Even before the news was officially announced by Hewlett-Packard yesterday, the speculation had begun on the wisdom of the company’s choice of NCR’s Mark Hurd as its new CEO.
Hurd, 48, who resigned his position has president and CEO after a 25-year career at NCR, will take over the spot Carly Fiorina was asked to leave in February.
Hurd is seen as a laid-back manager with a strength for the operational side of business, quite the opposite of Fiorina, known for her love of the limelight and charismatic, forceful ways. Hurd joined NCR, a computer services company known well for its ATM machines, in 1980. One analyst called him “the anti-Carly.”
“The hire surprises me,” Jon Oltsik, senior analyst with Enterprise Strategy Group, told the E-Commerce Times. “I thought HP might go with an HP veteran or at least a technology veteran with a strong track record of success with a visible profile.”
While HP may have been seeking someone whose personality would meld more with the culture, Oltsik said he believes Hurd may be too far removed from what the struggling IT firm needs.

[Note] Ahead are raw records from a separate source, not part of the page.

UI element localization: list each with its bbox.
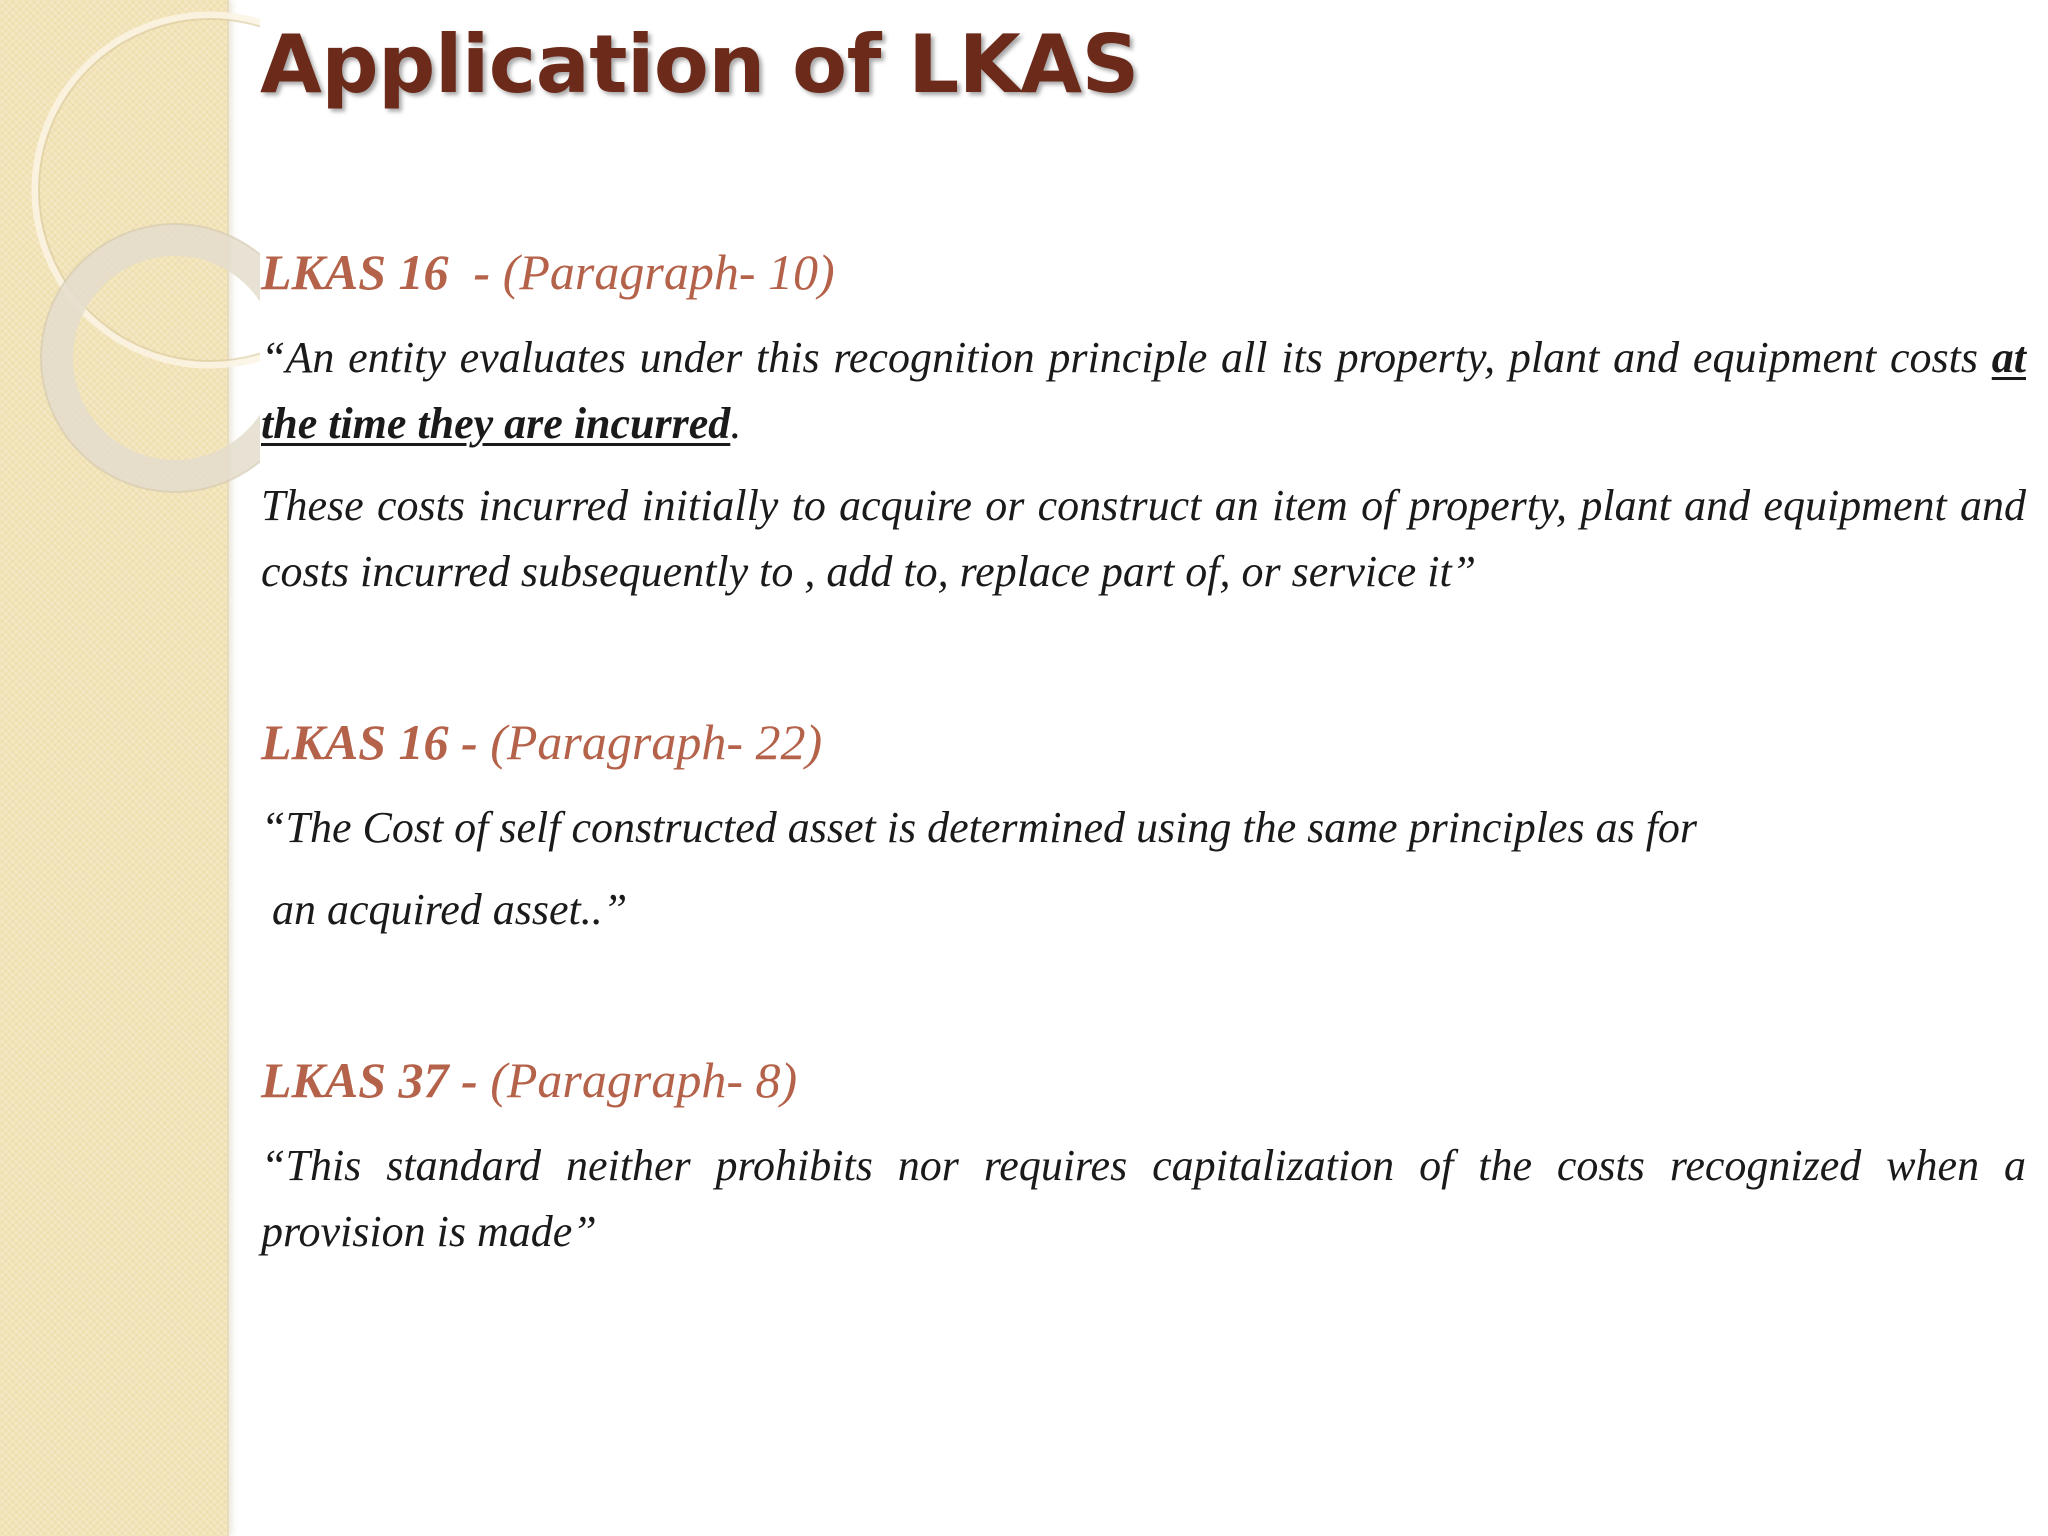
quote-text: “An entity evaluates under this recognition principle all its property, plant and equipment costs [261, 333, 1992, 382]
heading-separator: - [448, 714, 491, 770]
heading-separator: - [448, 244, 503, 300]
section-heading [261, 242, 2026, 302]
lkas37-para8-section [261, 1050, 2026, 1265]
paragraph-reference: (Paragraph- 8) [490, 1052, 798, 1108]
standard-label: LKAS 16 [261, 244, 449, 300]
paragraph-reference: (Paragraph- 10) [502, 244, 835, 300]
quote-line: “The Cost of self constructed asset is determined using the same principles as for [261, 803, 1698, 852]
heading-separator: - [448, 1052, 491, 1108]
standard-label: LKAS 37 [261, 1052, 449, 1108]
quote-line: an acquired asset..” [261, 885, 628, 934]
quote-text-end: . [730, 399, 742, 448]
slide-title: Application of LKAS [260, 18, 1139, 111]
paragraph-reference: (Paragraph- 22) [490, 714, 823, 770]
emphasized-phrase: at the time they are incurred [261, 333, 2026, 448]
quote-paragraph: These costs incurred initially to acquire or construct an item of property, plant and equipment and costs incurred subsequently to , add to, replace part of, or service it” [261, 481, 2026, 596]
section-heading [261, 712, 2026, 772]
lkas16-para10-section [261, 242, 2026, 605]
section-heading [261, 1050, 2026, 1110]
standard-label: LKAS 16 [261, 714, 449, 770]
decorative-side-strip [0, 0, 229, 1536]
quote-paragraph: “This standard neither prohibits nor requires capitalization of the costs recognized when a provision is made” [261, 1141, 2026, 1256]
quote-paragraph [261, 325, 2026, 457]
lkas16-para22-section [261, 712, 2026, 943]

“HP still has some real marketing challenges to overcome, even in its strong brands. There is a hybrid between HP culture and Carly and they defaulted too far,” he said. “He’s got to combine good strategy moves with marketing and schmoozing the company.”

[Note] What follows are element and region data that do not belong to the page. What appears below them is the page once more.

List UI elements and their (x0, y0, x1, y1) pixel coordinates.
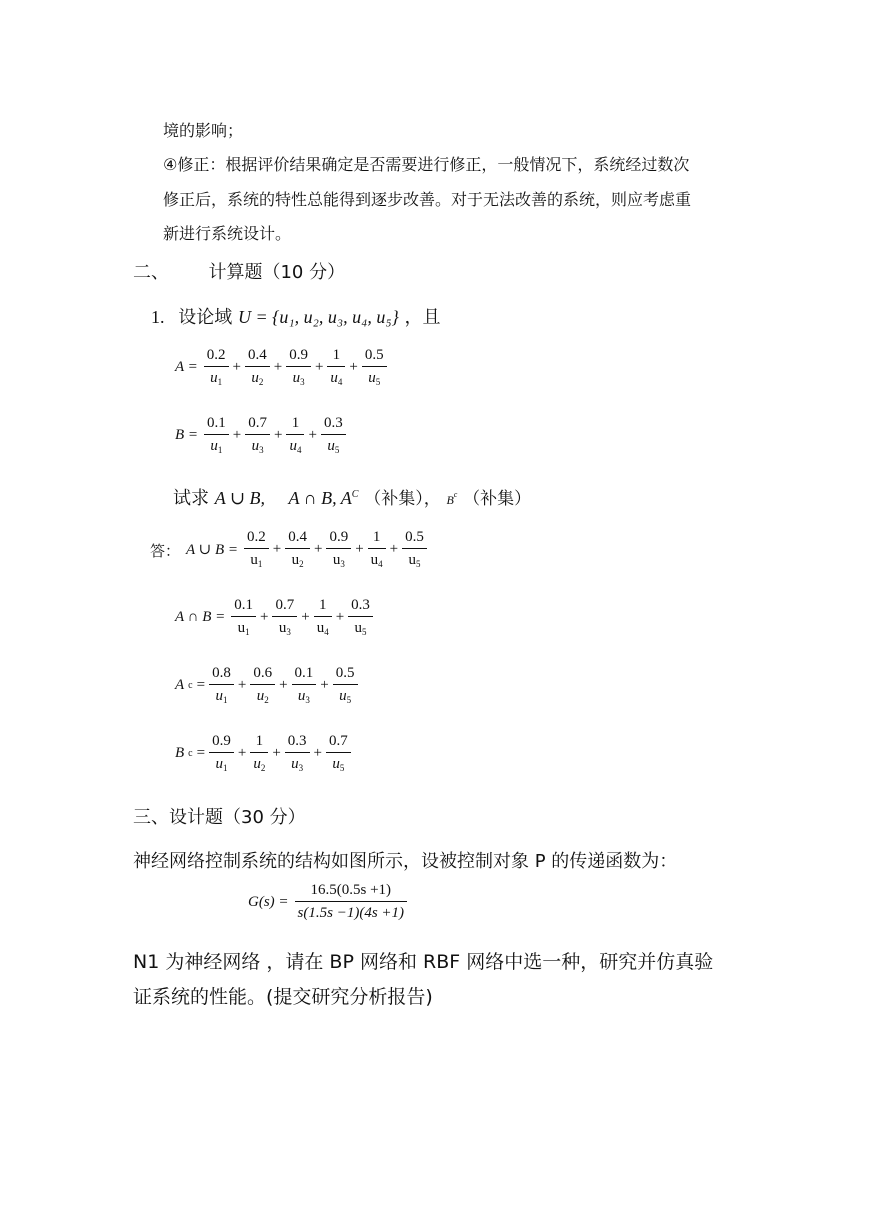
term-element (204, 367, 229, 387)
plus-sign: + (274, 427, 283, 443)
paragraph-line-4: 新进行系统设计。 (163, 224, 292, 243)
ask-b: B (446, 493, 454, 507)
ask-note-1: （补集）， (364, 489, 441, 509)
term-element-name: u (292, 370, 301, 386)
term-element-name: u (408, 552, 416, 568)
transfer-function-fraction (295, 883, 408, 921)
plus-sign: + (273, 359, 283, 375)
term-membership: 0.5 (362, 348, 387, 367)
term-element (333, 685, 358, 705)
fuzzy-term (402, 530, 427, 569)
term-element-name: u (215, 688, 223, 704)
fuzzy-term (321, 416, 346, 455)
term-element-name: u (215, 756, 223, 772)
fuzzy-term (245, 416, 270, 455)
term-membership: 0.2 (244, 530, 269, 549)
fuzzy-term (326, 530, 351, 569)
plus-sign: + (272, 745, 281, 761)
term-membership: 0.5 (402, 530, 427, 549)
fuzzy-term (285, 734, 310, 773)
answer-intersection-equation (175, 598, 375, 637)
term-membership: 0.7 (326, 734, 351, 753)
transfer-function-lhs: G(s) = (248, 893, 289, 910)
term-element-index: 1 (257, 559, 263, 569)
term-element-name: u (339, 688, 347, 704)
term-element-index: 3 (300, 377, 305, 387)
plus-sign: + (301, 609, 310, 625)
term-element-index: 5 (346, 695, 352, 705)
term-element (348, 617, 373, 637)
equation-lhs: A ∩ B = (175, 609, 226, 625)
term-membership: 0.7 (272, 598, 297, 617)
term-element (285, 549, 310, 569)
term-element-index: 5 (416, 559, 421, 569)
plus-sign: + (308, 427, 317, 443)
term-element-index: 5 (339, 763, 345, 773)
question-1 (151, 303, 441, 329)
section2-title: 计算题（10 分） (208, 262, 346, 283)
fuzzy-term (209, 666, 234, 705)
term-element-index: 2 (264, 695, 269, 705)
plus-sign: + (237, 745, 247, 761)
question-number: 1. (151, 307, 165, 327)
fuzzy-term (348, 598, 373, 637)
term-membership: 0.5 (333, 666, 358, 685)
section3-line-1: 神经网络控制系统的结构如图所示，设被控制对象 P 的传递函数为： (133, 851, 678, 872)
fuzzy-term (250, 666, 275, 705)
term-element-name: u (237, 620, 246, 636)
term-membership: 0.8 (209, 666, 234, 685)
fuzzy-term (327, 348, 345, 387)
fuzzy-term (368, 530, 386, 569)
equation-lhs: A = (175, 359, 198, 375)
plus-sign: + (349, 359, 358, 375)
term-element-index: 3 (305, 695, 310, 705)
term-membership: 1 (327, 348, 345, 367)
ask-note-2: （补集） (463, 489, 532, 509)
term-element-index: 2 (299, 559, 304, 569)
plus-sign: + (232, 359, 241, 375)
term-membership: 0.9 (326, 530, 351, 549)
term-element (285, 753, 310, 773)
term-element (245, 367, 270, 387)
fuzzy-term (292, 666, 317, 705)
term-element-name: u (370, 552, 379, 568)
question-text-a: 设论域 (178, 307, 233, 328)
ask-complement-sup: C (351, 489, 359, 500)
plus-sign: + (272, 541, 282, 557)
term-element-index: 3 (259, 445, 264, 455)
plus-sign: + (355, 541, 364, 557)
equation-lhs-sup: c (188, 748, 193, 759)
term-element-index: 1 (245, 627, 250, 637)
term-membership: 0.3 (285, 734, 310, 753)
term-element-name: u (253, 756, 261, 772)
term-membership: 1 (250, 734, 268, 753)
plus-sign: + (232, 427, 242, 443)
term-element (314, 617, 332, 637)
term-element-index: 4 (337, 377, 343, 387)
term-membership: 0.3 (321, 416, 346, 435)
term-element (286, 367, 311, 387)
term-element-name: u (332, 756, 340, 772)
term-membership: 0.1 (204, 416, 229, 435)
equation-lhs: B = (175, 427, 199, 443)
term-element-name: u (291, 552, 300, 568)
term-element-name: u (256, 688, 265, 704)
term-element-name: u (210, 370, 218, 386)
term-element-index: 4 (296, 445, 302, 455)
term-element-index: 5 (375, 377, 381, 387)
term-membership: 0.1 (292, 666, 317, 685)
universe-set: U = {u₁, u₂, u₃, u₄, u₅} (237, 307, 399, 327)
ask-prefix: 试求 (173, 488, 209, 509)
term-element-index: 2 (258, 377, 264, 387)
term-element-name: u (289, 438, 297, 454)
answer-complement-b-equation (175, 734, 353, 773)
fuzzy-term (231, 598, 256, 637)
answer-union-equation (186, 530, 429, 569)
term-element-index: 3 (298, 763, 304, 773)
transfer-function-numerator: 16.5(0.5s +1) (295, 883, 408, 902)
term-element (362, 367, 387, 387)
term-element-index: 4 (378, 559, 383, 569)
fuzzy-term (314, 598, 332, 637)
plus-sign: + (279, 677, 288, 693)
term-element-name: u (332, 552, 341, 568)
equation-lhs: B (175, 745, 185, 761)
term-element-name: u (210, 438, 218, 454)
fuzzy-term (250, 734, 268, 773)
fuzzy-term (286, 416, 304, 455)
term-membership: 0.1 (231, 598, 256, 617)
term-element-name: u (354, 620, 363, 636)
fuzzy-term (245, 348, 270, 387)
term-membership: 0.2 (204, 348, 229, 367)
term-element-name: u (316, 620, 325, 636)
equals-sign: = (196, 745, 206, 761)
ask-union: A ∪ B, (214, 488, 265, 508)
term-membership: 0.9 (286, 348, 311, 367)
term-element (250, 685, 275, 705)
term-element (326, 549, 351, 569)
fuzzy-term (326, 734, 351, 773)
term-element-index: 5 (362, 627, 367, 637)
paragraph-line-3: 修正后，系统的特性总能得到逐步改善。对于无法改善的系统，则应考虑重 (163, 190, 692, 209)
term-element (244, 549, 269, 569)
fuzzy-term (362, 348, 387, 387)
plus-sign: + (260, 609, 269, 625)
term-element (368, 549, 386, 569)
section2-heading (133, 258, 345, 284)
section2-number: 二、 (133, 262, 169, 283)
term-membership: 0.6 (250, 666, 275, 685)
answer-complement-a-equation (175, 666, 360, 705)
term-element (292, 685, 317, 705)
equation-lhs: A (175, 677, 185, 693)
question-text-b: ，且 (404, 307, 441, 328)
term-element (209, 753, 234, 773)
term-element (402, 549, 427, 569)
paragraph-line-1: 境的影响； (163, 121, 244, 140)
term-element-index: 1 (222, 763, 228, 773)
term-element-name: u (330, 370, 338, 386)
plus-sign: + (313, 745, 322, 761)
term-element-index: 1 (222, 695, 228, 705)
term-element-index: 1 (217, 377, 223, 387)
answer-label: 答： (150, 542, 181, 560)
term-element (250, 753, 268, 773)
term-membership: 0.9 (209, 734, 234, 753)
term-element-name: u (291, 756, 299, 772)
plus-sign: + (237, 677, 247, 693)
section3-line-2: N1 为神经网络 ，请在 BP 网络和 RBF 网络中选一种，研究并仿真验 (133, 951, 714, 973)
term-element-index: 3 (340, 559, 345, 569)
term-membership: 0.3 (348, 598, 373, 617)
equals-sign: = (196, 677, 206, 693)
term-element-name: u (251, 370, 259, 386)
fuzzy-term (272, 598, 297, 637)
plus-sign: + (389, 541, 399, 557)
term-element-index: 5 (334, 445, 340, 455)
set-b-equation (175, 416, 348, 455)
fuzzy-term (285, 530, 310, 569)
term-element (327, 367, 345, 387)
term-element (204, 435, 229, 455)
section3-heading: 三、设计题（30 分） (133, 807, 306, 828)
term-membership: 1 (286, 416, 304, 435)
equation-lhs-sup: c (188, 680, 193, 691)
term-membership: 1 (314, 598, 332, 617)
term-element (245, 435, 270, 455)
fuzzy-term (286, 348, 311, 387)
term-element-name: u (297, 688, 306, 704)
term-membership: 0.4 (285, 530, 310, 549)
ask-b-sup: c (453, 490, 458, 499)
term-element (209, 685, 234, 705)
plus-sign: + (313, 541, 323, 557)
term-element (326, 753, 351, 773)
plus-sign: + (335, 609, 345, 625)
term-element (321, 435, 346, 455)
fuzzy-term (244, 530, 269, 569)
section3-line-3: 证系统的性能。(提交研究分析报告) (133, 986, 433, 1008)
term-element (286, 435, 304, 455)
term-element-name: u (251, 438, 260, 454)
plus-sign: + (314, 359, 324, 375)
fuzzy-term (333, 666, 358, 705)
term-element-name: u (250, 552, 258, 568)
term-element (231, 617, 256, 637)
term-element-name: u (327, 438, 335, 454)
term-membership: 0.7 (245, 416, 270, 435)
term-membership: 1 (368, 530, 386, 549)
question-ask (173, 484, 531, 510)
term-element-index: 2 (260, 763, 266, 773)
transfer-function (248, 883, 409, 921)
term-element-name: u (368, 370, 376, 386)
term-element-index: 4 (324, 627, 329, 637)
fuzzy-term (209, 734, 234, 773)
plus-sign: + (320, 677, 329, 693)
term-element-name: u (278, 620, 287, 636)
fuzzy-term (204, 348, 229, 387)
term-element (272, 617, 297, 637)
equation-lhs: A ∪ B = (186, 542, 238, 558)
term-membership: 0.4 (245, 348, 270, 367)
ask-intersection: A ∩ B, A (288, 488, 352, 508)
transfer-function-denominator: s(1.5s −1)(4s +1) (297, 905, 405, 921)
set-a-equation (175, 348, 389, 387)
term-element-index: 1 (217, 445, 223, 455)
paragraph-line-2: ④修正：根据评价结果确定是否需要进行修正，一般情况下，系统经过数次 (163, 155, 690, 174)
term-element-index: 3 (286, 627, 291, 637)
fuzzy-term (204, 416, 229, 455)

Hurd spent the morning on a conference call with analysts. Speculation is rife that he may choose to split off HP’s most profitable unit — its printer business — a move Oltsik said he believes is the right thing to do. So far, Hurd has held back from discussing his strategy for the company’s future. He did say his first order of business would be to meet HP staff and learn how the business units operate.
Hurd took NCR’s chief executive reins in March 2003 and was able to turn the company around by boosting margins and cutting jobs and costs. He faces the additional challenge of moving from a company with about US$7 billion in revenue to an $80 billion one, or as ESG’s Oltsik put it: “NCR to HP is like Toledo to New York City; it’s just different levels.”
Taking Care of Business
Michael Dortch, principal business analyst, Robert Francis Group, said that early on, Hurd must do whatever he can to “shore up and reassure HP’s eroding, uncertain enterprise client base.”
Specifically, he’s got to do and say things that make HP’s enterprise clients certain the company is in the enterprise IT business for the long haul,” he told the E-Commerce Times. “That includes OpenView, servers and services. HP faces growing competition in all three areas, and every additional minute of uncertainty could mean significant lost revenues and credibility.”
As to whether Dortch believes Hurd will be the answer to all HP’s problems, he said: “If he can cash the checks numerous industry mouths have been writing about him since his announced ascension, he could be the best thing to happen to HP since digital photography exploded the consumer printing market.”
Hurd will earn $1.4 million a year pluses bonuses and stock options under the terms of his four-year pact with HP. He will also receive a $2 million signing bonus within 30 days of his first official day on the job, this Friday, April 1.